In July 1992, Roemer and his younger son, Franklin Daniel "Danny" Roemer (born 1946), like his brother a graduate of Harvard University, and R. Lee Harvill, a developer from Benton, the seat of government of Bossier Parish, were indicted by a federal grand jury on conspiracy and bank fraud charges stemming from a loan involving a real estate deal in Bossier Parish. The charges stemmed from an 18-month probe by the FBI and federal prosecutors.

The senior Roemer and Harvill were acquitted, but Danny Roemer was convicted of bank fraud in the U.S. District Court. He was sentenced to two years of imprisonment, a $20,000 fine, and restitution of $2,421,591 plus interest. He appealed unsuccessfully to the U.S. appeals court in New Orleans to reverse his conviction. On February 9, 1995, Danny Roemer was released from the Bureau of Prisons.

==Family and death==

Adeline Roemer gave her husband the nickname "Budgie," referring to a small bird, not to budget decisions that he made as commissioner of administration. In addition to sons, Buddy Roemer and his third wife, Scarlett, and Danny Roemer and wife Judy, Charles Roemer had three daughters, Margaret (nickname: "Punkin") Roemer Lefler, the widow of Randal Harland Lefler; Melinda Roemer Barrett and husband Michael, and Melanie Roemer Melville and husband David; seventeen grandchildren; and thirty-six great-grandchildren.
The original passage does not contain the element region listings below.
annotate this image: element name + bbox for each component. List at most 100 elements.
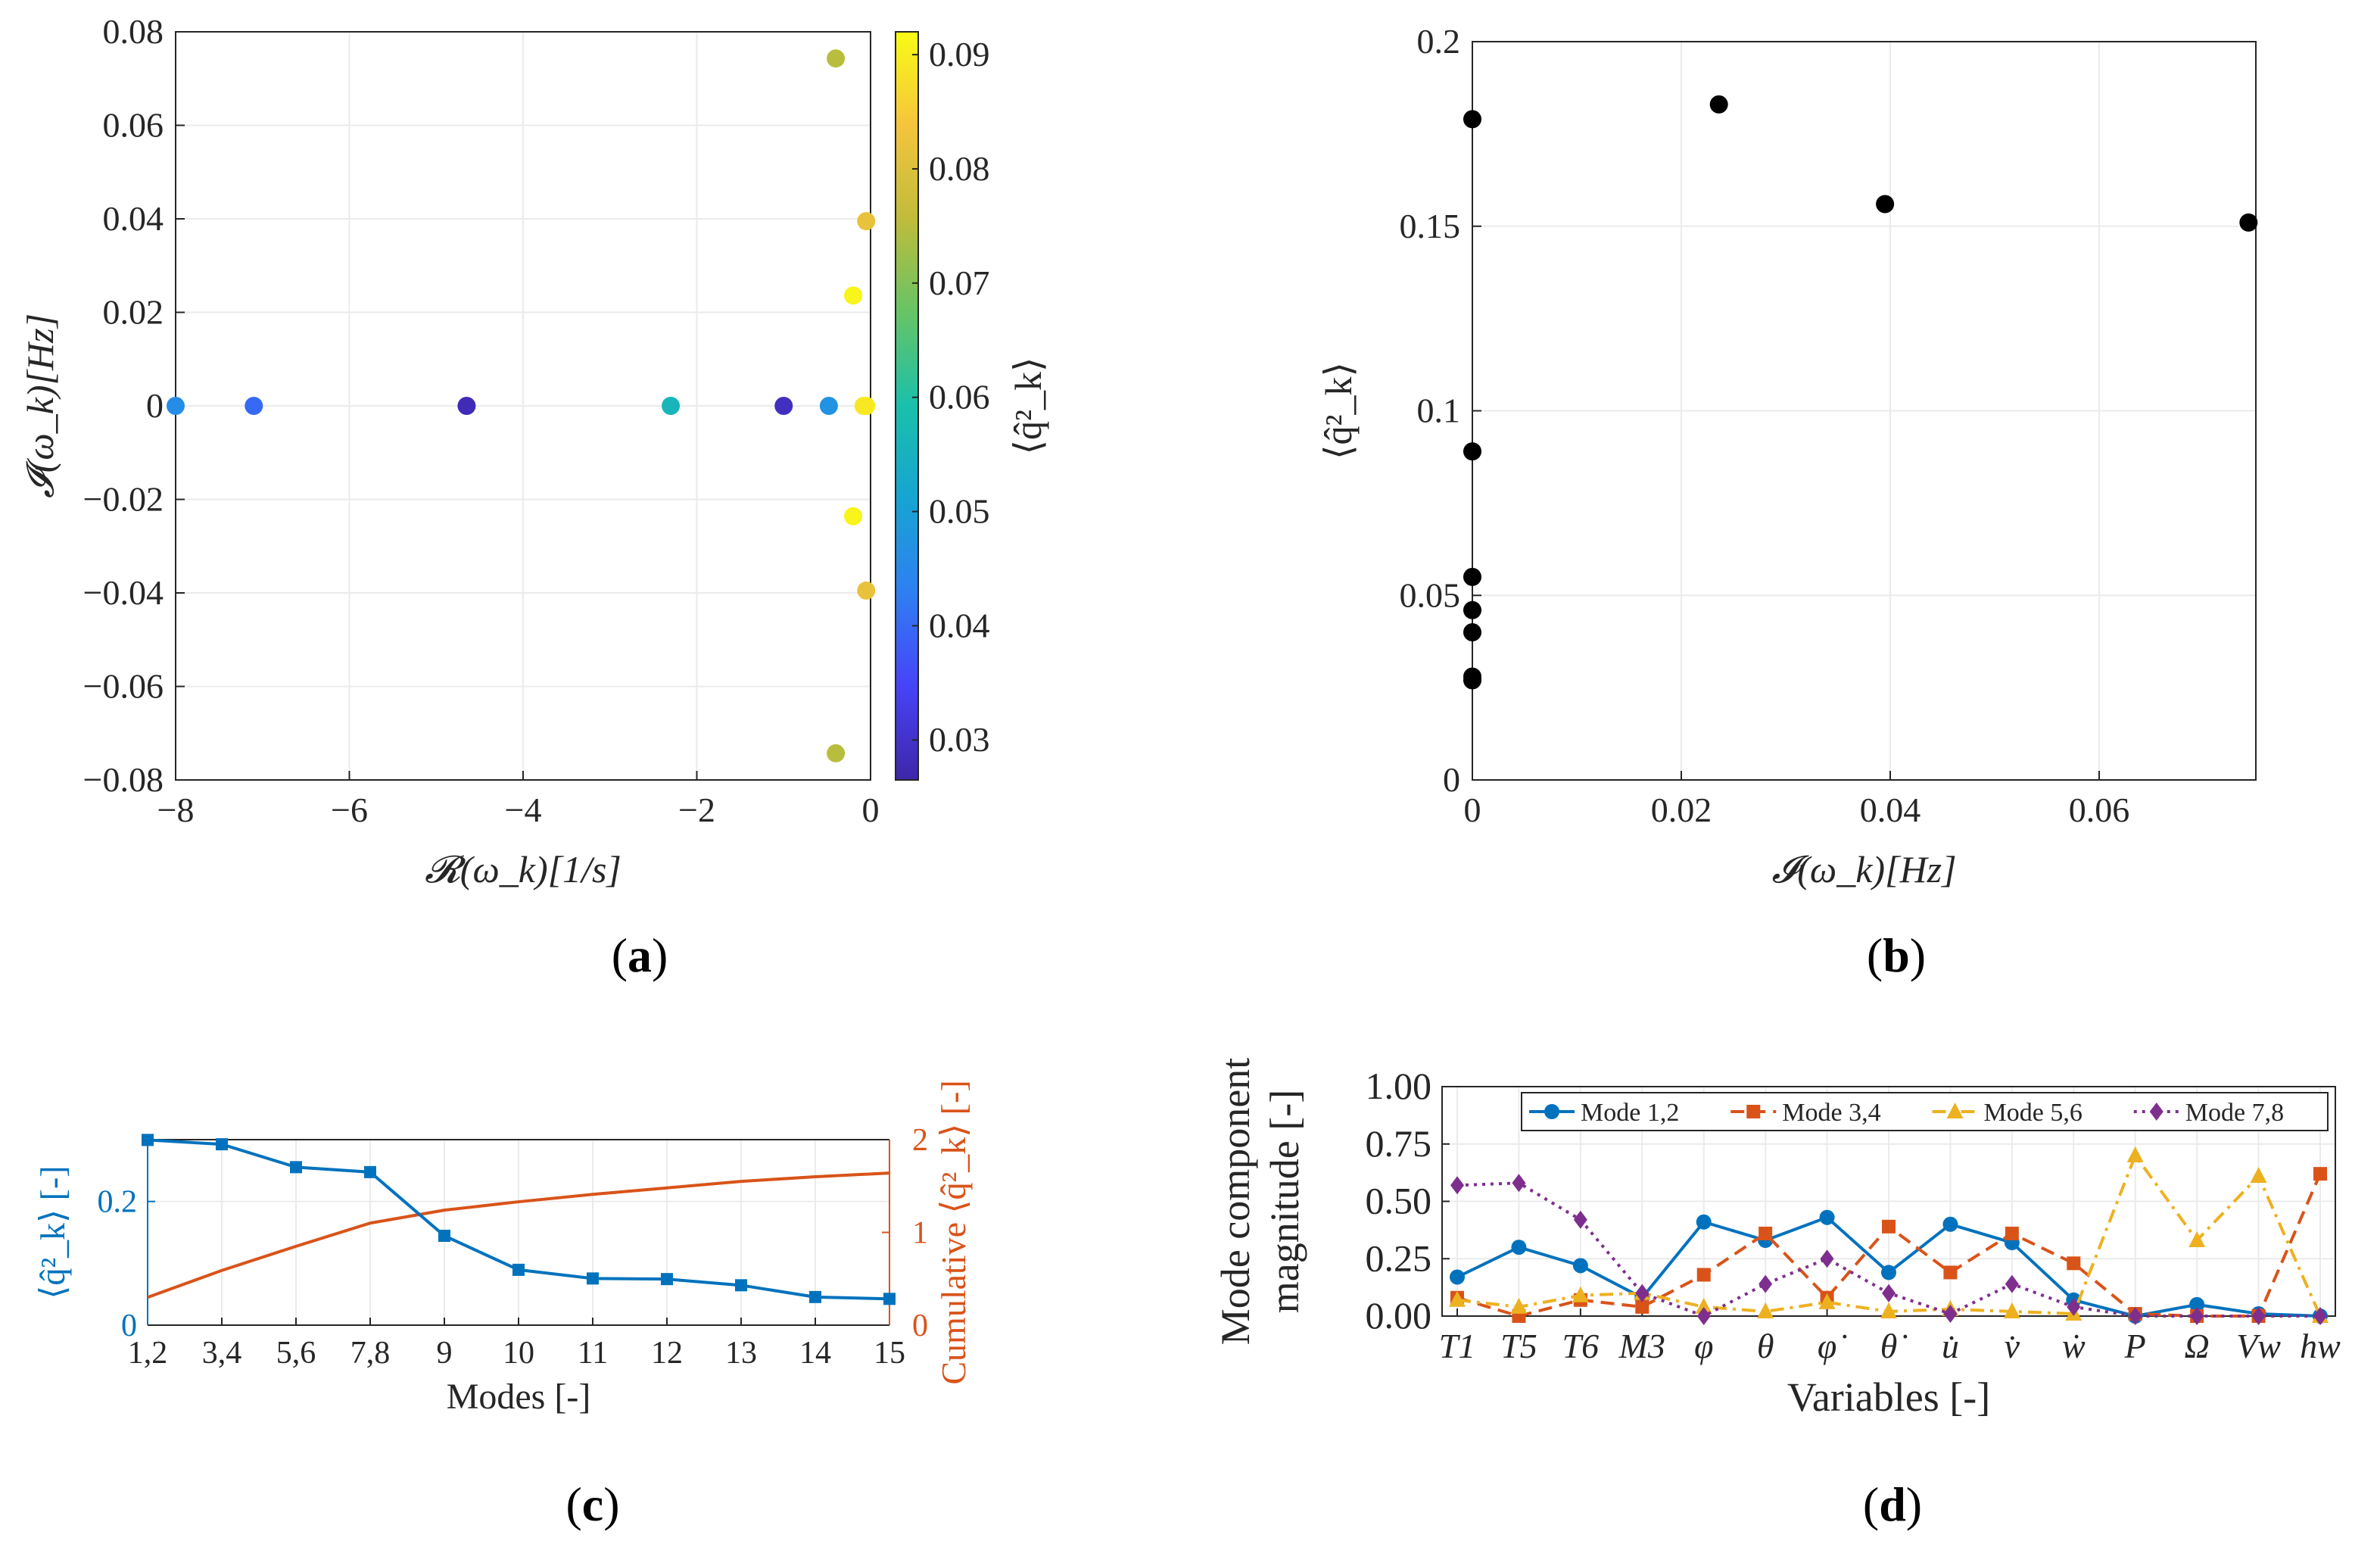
data-point: [1463, 623, 1481, 641]
y-tick-label: 0.00: [1366, 1294, 1432, 1337]
chart-a-svg: −8 −6 −4 −2 0 −0.08 −0.06 −0.04 −0.02 0 0.02 0.04 0.…: [19, 12, 1049, 891]
x-tick-label: T6: [1562, 1327, 1600, 1365]
x-tick-label: v̇: [2005, 1327, 2020, 1365]
y-tick-label: −0.04: [83, 573, 164, 612]
legend-marker: [2149, 1103, 2163, 1121]
data-point: [1759, 1274, 1773, 1293]
data-point: [2003, 1302, 2020, 1318]
y-tick-label: 0.08: [103, 12, 164, 51]
y-axis-label-line1: Mode component: [1213, 1058, 1258, 1345]
data-point: [1882, 1219, 1896, 1234]
x-tick-label: P: [2124, 1327, 2146, 1365]
data-point: [854, 397, 873, 415]
data-point: [857, 212, 876, 231]
data-point: [2067, 1256, 2081, 1271]
data-point: [1876, 195, 1895, 214]
data-point: [2128, 1307, 2142, 1325]
data-point-q: [364, 1165, 376, 1178]
legend-marker: [1544, 1104, 1559, 1119]
x-tick-label: 0.04: [1860, 791, 1921, 829]
data-point: [827, 49, 846, 68]
x-tick-label: Vw: [2236, 1327, 2281, 1365]
y-tick-label: 0.25: [1366, 1237, 1432, 1279]
data-point-q: [438, 1229, 450, 1242]
y-tick-label: 0.02: [103, 293, 164, 332]
legend-box: [1521, 1092, 2329, 1131]
y-tick-label-left: 0: [121, 1309, 137, 1343]
x-tick-label: 1,2: [128, 1336, 168, 1371]
colorbar-tick-label: 0.06: [929, 378, 990, 416]
y-tick-label: 0.75: [1366, 1122, 1432, 1165]
data-point: [1943, 1265, 1958, 1280]
colorbar-tick-label: 0.05: [929, 492, 990, 531]
caption-b: (b): [1866, 928, 1927, 982]
colorbar-tick-label: 0.08: [929, 149, 990, 188]
data-point: [1510, 1297, 1528, 1314]
x-tick-label: 0: [1464, 791, 1481, 829]
data-point-q: [290, 1161, 302, 1174]
caption-d: (d): [1862, 1477, 1923, 1531]
data-point: [1696, 1307, 1711, 1325]
data-point: [2250, 1167, 2267, 1184]
x-tick-label: 0: [862, 791, 880, 829]
data-point: [167, 397, 185, 415]
y-tick-label: 0.1: [1417, 391, 1461, 430]
data-point: [1943, 1304, 1958, 1323]
data-point: [1818, 1293, 1836, 1309]
axes-box: [1472, 41, 2257, 781]
panel-a: −8 −6 −4 −2 0 −0.08 −0.06 −0.04 −0.02 0 0.02 0.04 0.…: [0, 0, 1135, 909]
data-point: [1696, 1268, 1711, 1282]
data-point-q: [216, 1138, 228, 1151]
data-point: [1819, 1209, 1835, 1225]
y-axis-label: ⟨q̂²_k⟩: [1317, 362, 1360, 460]
x-tick-label: 5,6: [276, 1336, 316, 1371]
x-tick-label: 7,8: [350, 1336, 391, 1371]
y-tick-label: −0.08: [83, 760, 164, 799]
x-axis-label: Variables [-]: [1787, 1374, 1990, 1420]
data-point: [1573, 1210, 1587, 1229]
colorbar-tick-label: 0.09: [929, 35, 990, 73]
data-point: [662, 397, 681, 415]
panel-d: T1 T5 T6 M3 φ θ φ̇ θ̇ u̇ v̇ ẇ P Ω Vw hw 0.00 0.25 0.50 0.7…: [1196, 1015, 2380, 1439]
data-point: [2313, 1167, 2327, 1181]
chart-d-svg: T1 T5 T6 M3 φ θ φ̇ θ̇ u̇ v̇ ẇ P Ω Vw hw 0.00 0.25 0.50 0.7…: [1213, 1058, 2341, 1420]
data-point: [1572, 1286, 1589, 1302]
x-tick-label: φ: [1694, 1327, 1713, 1365]
data-point: [857, 581, 876, 600]
y-tick-label: 0.05: [1400, 575, 1461, 614]
data-point: [1463, 600, 1481, 619]
caption-c: (c): [565, 1477, 620, 1531]
x-tick-label: T1: [1439, 1327, 1476, 1365]
chart-b-svg: 0 0.02 0.04 0.06 0 0.05 0.1 0.15 0.2 𝓘(ω_k)[Hz] ⟨q…: [1317, 22, 2258, 891]
y-tick-label: 0.2: [1417, 22, 1461, 61]
y-tick-label: 0.04: [103, 199, 164, 238]
data-point: [1759, 1226, 1773, 1240]
data-point: [774, 397, 793, 415]
x-tick-label: 0.02: [1651, 791, 1712, 829]
data-point-q: [735, 1279, 747, 1292]
y-tick-label: 0: [146, 386, 164, 425]
x-tick-label: −8: [157, 791, 195, 829]
colorbar-tick-label: 0.04: [929, 606, 990, 644]
data-point: [1449, 1290, 1466, 1307]
y-tick-label: 0: [1443, 760, 1460, 799]
legend-marker: [1746, 1105, 1761, 1118]
y-axis-label: 𝓘(ω_k)[Hz]: [19, 313, 61, 498]
data-point: [1463, 567, 1481, 586]
data-point: [827, 744, 846, 763]
y-axis-label-right: Cumulative ⟨q̂²_k⟩ [-]: [934, 1080, 973, 1384]
data-point: [2239, 213, 2258, 232]
x-tick-label: 12: [651, 1336, 683, 1371]
data-point: [1695, 1297, 1712, 1314]
data-point: [2005, 1226, 2019, 1240]
x-tick-label: 13: [725, 1336, 757, 1371]
colorbar: [895, 31, 919, 781]
data-point: [1463, 110, 1481, 129]
data-point: [1450, 1269, 1465, 1285]
data-point-q: [587, 1272, 599, 1285]
data-point-q: [883, 1293, 896, 1305]
data-point: [1463, 442, 1481, 461]
x-tick-label: −4: [505, 791, 542, 829]
data-point: [1757, 1302, 1774, 1318]
legend-label: Mode 3,4: [1782, 1099, 1880, 1127]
Roemer's sister, Margaret "Peggy" Roemer Read (1919–2010) of New Orleans, was the founder of the Friends of City Park and worked in the revitalization of the New Orleans Botanical Garden. Her surviving husband and Roemer's brother-in-law is Henry James Read.

Roemer died in his sleep at Scopena Plantation at the age of eighty-eight after a ten-year struggle with Alzheimer's disease. Services were held on July 10, 2012, at the First United Methodist Church in downtown Shreveport, with officiating ministers Michael Barrett, Carl Rhoads, and Roemer's son-in-law, David R. Melville, pastor of the Fellowship United Methodist Church of Bossier City. Melville was the unsuccessful Democratic nominee for Louisiana's 4th congressional district seat in the 2010 general election, having been defeated by the Republican incumbent John C. Fleming of Minden. This same congressional seat was held by Buddy Roemer from 1981 to 1988 and unsuccessfully sought by Adeline Roemer in 1988, who was defeated by the then freshman incumbent Republican Jim McCrery, a former aide to Buddy Roemer. McCrery held the House seat until his retirement in January 2009, when he was succeeded by Fleming, who vacated the position to run for the United States Senate in 2016.

Nine grandsons served as pallbearers. Grandson Chas Roemer, son of Buddy Roemer and first wife, the former Frances "Cookie" Demler, later Cookie Thomas, is an elected Republican member of the Louisiana Board of Elementary and Secondary Education. Former Governor Edwin Edwards, an honorary pallbearer, described Roemer as "a very honorable man, very efficient. He was very ambitious, but that was not a bad quality ... He was ambitious for the good things." State Senate President John Alario, a Democrat-turned-Republican from Westwego in Jefferson Parish, who was a Democratic floor leader for Edwards, recalls Roemer as a skilled budget tactician: "He was someone who made sure we had a balanced budget. He always had the best interest of the state in mind."

Roemer is interred beside his wife, who died early in 2016, at Forest Park Cemetery in Shreveport.